Cinzas como neve

A cinza caía do céu cinzento como neve, cobrindo tudo o que estivesse exposto com um manto cinzento. Victor dirigia com cuidado pela rua principal da pequena cidade costeira, pensando que, em alguns instantes, teria que sair do ar condicionado do automóvel e encarar o clima opressivo lá fora; mas, mesmo dentro do carro, o ar tinha gosto queimado. Depois de chegar ao estacionamento do Instituto, enrolou um cachecol ao redor da boca e abriu a porta: um bafio de deserto o recebeu. Ao longe, ao redor da cidade, as colinas estavam em chamas e rolos de fumaça subiam aos céus.

- Está ficando impossível viver neste lugar - comentou ao passar pelo vigilante entrincheirado dentro de uma guarita climatizada, na saída do estacionamento do Instituto.

- Quem podia, já foi embora, Sr. Gibson - redarguiu solícito o vigilante.

"A pura verdade", teve que admitir para si mesmo.

Victor entrou rapidamente no prédio principal, sacudindo a cinza do sobretudo e do chapéu, herança do avô; agora, voltara a servir para alguma coisa, pensou.

- Gibson?

Voltou-se para ver quem o chamara no corredor. Era Todd McKay, do Desenvolvimento.

- Sim, McKay? - Indagou, ar cansado.

- Voltaram a falar em evacuação - declarou simplesmente, parecendo aguardar algum sinal de aprovação, que não veio.
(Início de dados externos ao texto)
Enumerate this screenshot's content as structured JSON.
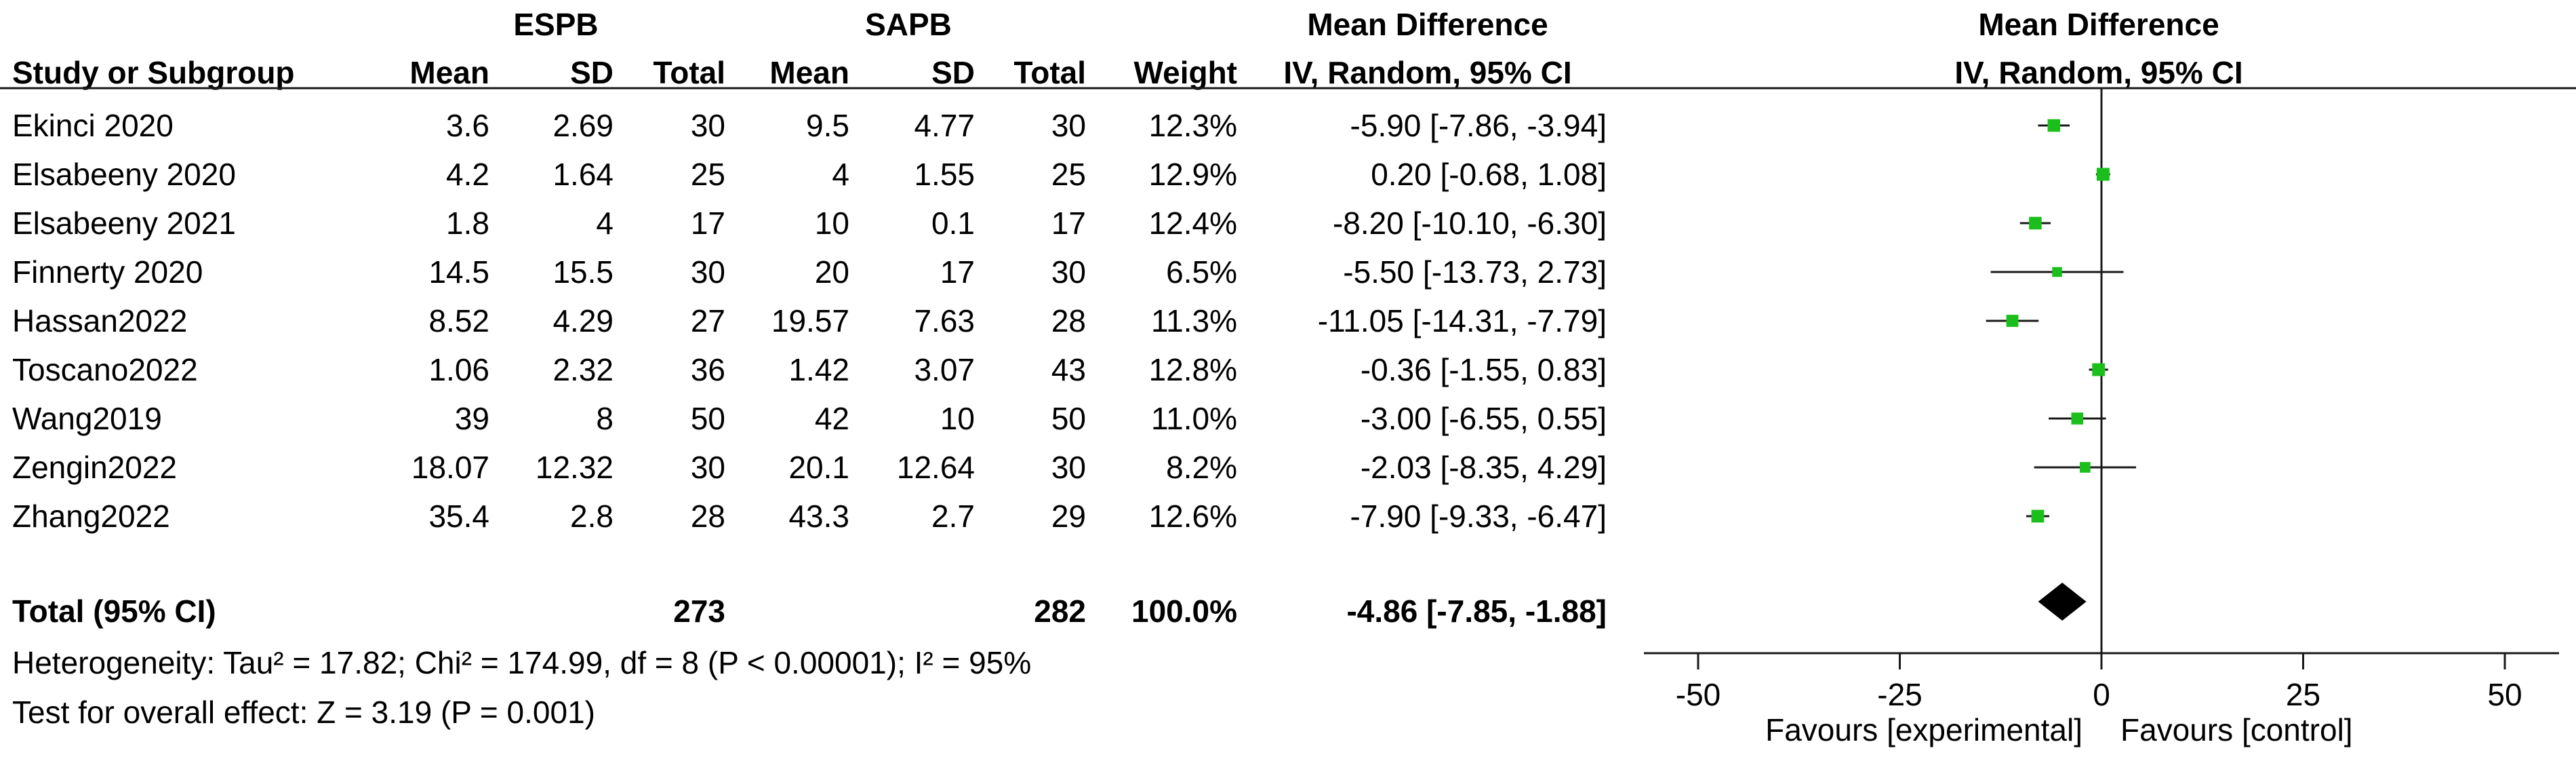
{
  "table": {
    "group_experimental": "ESPB",
    "group_control": "SAPB",
    "effect_header_line1": "Mean Difference",
    "effect_header_line2": "IV, Random, 95% CI",
    "plot_header_line1": "Mean Difference",
    "plot_header_line2": "IV, Random, 95% CI",
    "col_study": "Study or Subgroup",
    "col_mean": "Mean",
    "col_sd": "SD",
    "col_total": "Total",
    "col_weight": "Weight",
    "total_label": "Total (95% CI)",
    "total_n_exp": "273",
    "total_n_ctrl": "282",
    "total_weight": "100.0%",
    "total_ci_text": "-4.86 [-7.85, -1.88]",
    "heterogeneity": "Heterogeneity: Tau² = 17.82; Chi² = 174.99, df = 8 (P < 0.00001); I² = 95%",
    "overall_effect": "Test for overall effect: Z = 3.19 (P = 0.001)"
  },
  "chart_data": {
    "type": "forest",
    "xlim": [
      -50,
      50
    ],
    "ticks": [
      -50,
      -25,
      0,
      25,
      50
    ],
    "tick_labels": [
      "-50",
      "-25",
      "0",
      "25",
      "50"
    ],
    "favours_left": "Favours [experimental]",
    "favours_right": "Favours [control]",
    "marker_color": "#1bbf1b",
    "diamond_color": "#000000",
    "studies": [
      {
        "name": "Ekinci 2020",
        "exp_mean": "3.6",
        "exp_sd": "2.69",
        "exp_n": "30",
        "ctrl_mean": "9.5",
        "ctrl_sd": "4.77",
        "ctrl_n": "30",
        "weight": "12.3%",
        "ci_text": "-5.90 [-7.86, -3.94]",
        "md": -5.9,
        "lo": -7.86,
        "hi": -3.94
      },
      {
        "name": "Elsabeeny 2020",
        "exp_mean": "4.2",
        "exp_sd": "1.64",
        "exp_n": "25",
        "ctrl_mean": "4",
        "ctrl_sd": "1.55",
        "ctrl_n": "25",
        "weight": "12.9%",
        "ci_text": "0.20 [-0.68, 1.08]",
        "md": 0.2,
        "lo": -0.68,
        "hi": 1.08
      },
      {
        "name": "Elsabeeny 2021",
        "exp_mean": "1.8",
        "exp_sd": "4",
        "exp_n": "17",
        "ctrl_mean": "10",
        "ctrl_sd": "0.1",
        "ctrl_n": "17",
        "weight": "12.4%",
        "ci_text": "-8.20 [-10.10, -6.30]",
        "md": -8.2,
        "lo": -10.1,
        "hi": -6.3
      },
      {
        "name": "Finnerty 2020",
        "exp_mean": "14.5",
        "exp_sd": "15.5",
        "exp_n": "30",
        "ctrl_mean": "20",
        "ctrl_sd": "17",
        "ctrl_n": "30",
        "weight": "6.5%",
        "ci_text": "-5.50 [-13.73, 2.73]",
        "md": -5.5,
        "lo": -13.73,
        "hi": 2.73
      },
      {
        "name": "Hassan2022",
        "exp_mean": "8.52",
        "exp_sd": "4.29",
        "exp_n": "27",
        "ctrl_mean": "19.57",
        "ctrl_sd": "7.63",
        "ctrl_n": "28",
        "weight": "11.3%",
        "ci_text": "-11.05 [-14.31, -7.79]",
        "md": -11.05,
        "lo": -14.31,
        "hi": -7.79
      },
      {
        "name": "Toscano2022",
        "exp_mean": "1.06",
        "exp_sd": "2.32",
        "exp_n": "36",
        "ctrl_mean": "1.42",
        "ctrl_sd": "3.07",
        "ctrl_n": "43",
        "weight": "12.8%",
        "ci_text": "-0.36 [-1.55, 0.83]",
        "md": -0.36,
        "lo": -1.55,
        "hi": 0.83
      },
      {
        "name": "Wang2019",
        "exp_mean": "39",
        "exp_sd": "8",
        "exp_n": "50",
        "ctrl_mean": "42",
        "ctrl_sd": "10",
        "ctrl_n": "50",
        "weight": "11.0%",
        "ci_text": "-3.00 [-6.55, 0.55]",
        "md": -3.0,
        "lo": -6.55,
        "hi": 0.55
      },
      {
        "name": "Zengin2022",
        "exp_mean": "18.07",
        "exp_sd": "12.32",
        "exp_n": "30",
        "ctrl_mean": "20.1",
        "ctrl_sd": "12.64",
        "ctrl_n": "30",
        "weight": "8.2%",
        "ci_text": "-2.03 [-8.35, 4.29]",
        "md": -2.03,
        "lo": -8.35,
        "hi": 4.29
      },
      {
        "name": "Zhang2022",
        "exp_mean": "35.4",
        "exp_sd": "2.8",
        "exp_n": "28",
        "ctrl_mean": "43.3",
        "ctrl_sd": "2.7",
        "ctrl_n": "29",
        "weight": "12.6%",
        "ci_text": "-7.90 [-9.33, -6.47]",
        "md": -7.9,
        "lo": -9.33,
        "hi": -6.47
      }
    ],
    "pooled": {
      "md": -4.86,
      "lo": -7.85,
      "hi": -1.88
    }
  }
}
- Se formos evacuados, é sinal de que não há mais esperança - replicou. - Nós, que ficamos, somos todos voluntários, você sabe.
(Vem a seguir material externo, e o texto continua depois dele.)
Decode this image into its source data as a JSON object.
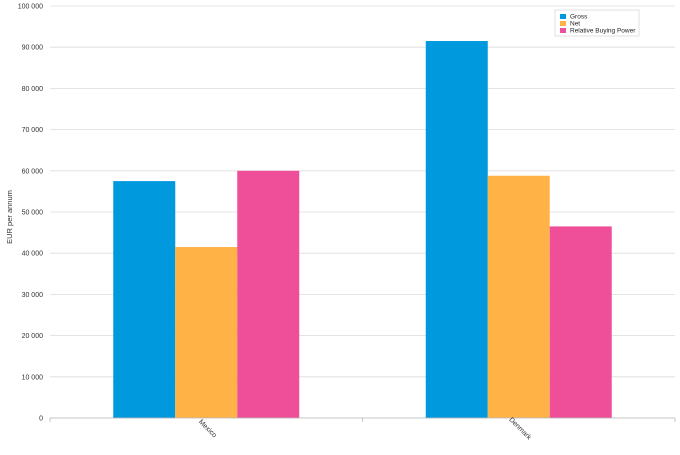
{
  "chart_data": {
    "type": "bar",
    "categories": [
      "Mexico",
      "Denmark"
    ],
    "series": [
      {
        "name": "Gross",
        "color": "#0099dd",
        "values": [
          57500,
          91500
        ]
      },
      {
        "name": "Net",
        "color": "#ffb347",
        "values": [
          41500,
          58800
        ]
      },
      {
        "name": "Relative Buying Power",
        "color": "#ef4f99",
        "values": [
          60000,
          46500
        ]
      }
    ],
    "ylabel": "EUR per annum",
    "xlabel": "",
    "ylim": [
      0,
      100000
    ],
    "yticks": [
      0,
      10000,
      20000,
      30000,
      40000,
      50000,
      60000,
      70000,
      80000,
      90000,
      100000
    ],
    "ytick_labels": [
      "0",
      "10 000",
      "20 000",
      "30 000",
      "40 000",
      "50 000",
      "60 000",
      "70 000",
      "80 000",
      "90 000",
      "100 000"
    ],
    "grid": true,
    "legend_position": "top-right"
  }
}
McKay fez um aceno afirmativo.

- Sim, estou ciente. Mandei minha família para a Groenlândia logo que ficou claro que... bom, que não há muito que possamos fazer aqui.

- A não ser, tentar entender qual é a origem do problema e tentar revertê-lo - refutou. - Desculpe, McKay, mas tenho trabalho a fazer e o tempo está ficando curto.
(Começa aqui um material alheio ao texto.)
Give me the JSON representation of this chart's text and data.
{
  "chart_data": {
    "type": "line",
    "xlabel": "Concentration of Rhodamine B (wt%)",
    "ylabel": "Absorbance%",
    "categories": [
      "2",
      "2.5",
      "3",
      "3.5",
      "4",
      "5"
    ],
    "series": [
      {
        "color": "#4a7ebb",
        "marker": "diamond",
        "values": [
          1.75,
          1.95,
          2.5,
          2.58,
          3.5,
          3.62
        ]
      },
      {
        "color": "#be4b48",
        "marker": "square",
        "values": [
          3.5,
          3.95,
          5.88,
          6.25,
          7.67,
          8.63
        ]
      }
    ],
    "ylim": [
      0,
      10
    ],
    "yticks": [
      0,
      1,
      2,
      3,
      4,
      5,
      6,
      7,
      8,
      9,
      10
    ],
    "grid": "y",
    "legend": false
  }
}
McKay não disse nada, apenas ficou parado no corredor enquanto Victor se retirava.

* * *

A janela do escritório de Victor tinha vista para a baía; alguns anos atrás, era um local de prestígio, agradável até, mas ele talvez preferisse agora trabalhar num recinto sem vista para o exterior. Contudo, em vez de fechar as cortinas, ele as deixava abertas: era preciso que a paisagem cinzenta lá fora não o deixasse esquecer por um minuto que fosse do trabalho que tinha pela frente. No mar lá embaixo, algo branco movia-se contra a direção do vento, na superfície das ondas. Grande demais para ser uma lancha, e não parecia ser uma baleia. Victor suspirou e voltou-se para a tela do computador à sua frente; os indicadores estavam piorando, verificou rapidamente. Todos eles.

O telefone do ramal sobre a mesa tocou, e Victor atendeu no segundo toque. Era Cole Jacobs, o supervisor da equipe de Desenvolvimento.

- Já descartamos qualquer relação com o ciclo de atividade solar - declarou. - O aumento global de temperatura parece estar relacionado com atividade geotérmica.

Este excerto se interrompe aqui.